The study characterizes the protein and lipid composition of chloroplast plastoglobules in the B73 maize line during a water-deficit and recovery time course, identifying key polar and neutral lipids and abundant fibrillin proteins. Quantitative proteomics revealed a strong association between Fibrillin 4 and plastoquinone‑9, suggesting a role in redox and prenyl‑lipid metabolism, thereby establishing a foundation for leveraging plastoglobules to enhance crop drought resilience.

The study identifies the serine/threonine protein kinase CIPK14/SNRK3.15 as a regulator of sulfate‑deficiency responses in Arabidopsis thaliana seedlings, with mutants showing diminished early adaptive and later salvage responses under sulfur starvation. While snrk3.15 mutants exhibit no obvious phenotype under sufficient sulfur, the work provides a novel proteomic dataset comparing wild‑type and mutant seedlings under sulfur limitation.

The study shows that the SnRK1 catalytic subunit KIN10 directs tissue-specific growth‑defense programs in Arabidopsis thaliana by reshaping transcriptomes. kin10 knockout mutants exhibit altered root transcription, reduced root growth, and weakened defense against Pseudomonas syringae, whereas KIN10 overexpression activates shoot defense pathways, increasing ROS and salicylic acid signaling at the cost of growth.

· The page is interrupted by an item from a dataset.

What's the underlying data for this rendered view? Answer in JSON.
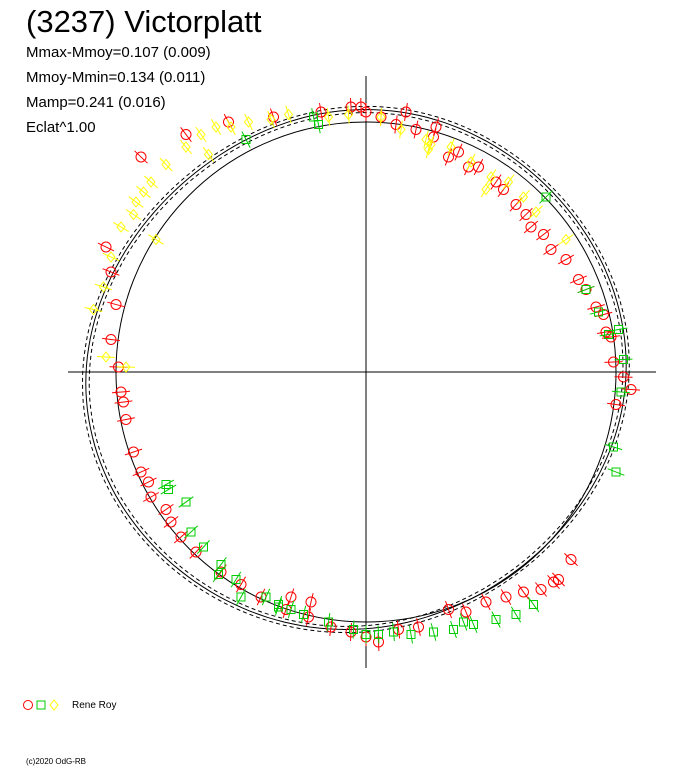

The study examined how white lupin (Lupinus albus) cotyledons mobilize nitrogen and minerals during early seedling growth under nitrogen‑deficient conditions, revealing that 60 % of stored proteins degrade within eight days and are redirected to support development. Proteomic analyses showed dynamic shifts in nutrient transport, amino acid metabolism, and stress responses, and premature cotyledon removal markedly impaired growth, highlighting the cotyledon's essential role in nutrient supply and transient photosynthetic activity.

The study characterizes the protein composition of extracellular vesicles (EVs) secreted by the oomycete Phytophthora infestans, revealing enrichment of transmembrane proteins and RxLR effectors, while EV-independent secretions are dominated by cell wall–modifying enzymes. Two MARVEL‑domain proteins, PiMDP1 and PiMDP2, are identified as EV-associated markers that co‑localize with RxLR effectors, with PiMDP2 specifically accumulating at the haustorial interface during early infection, suggesting a role in effector delivery.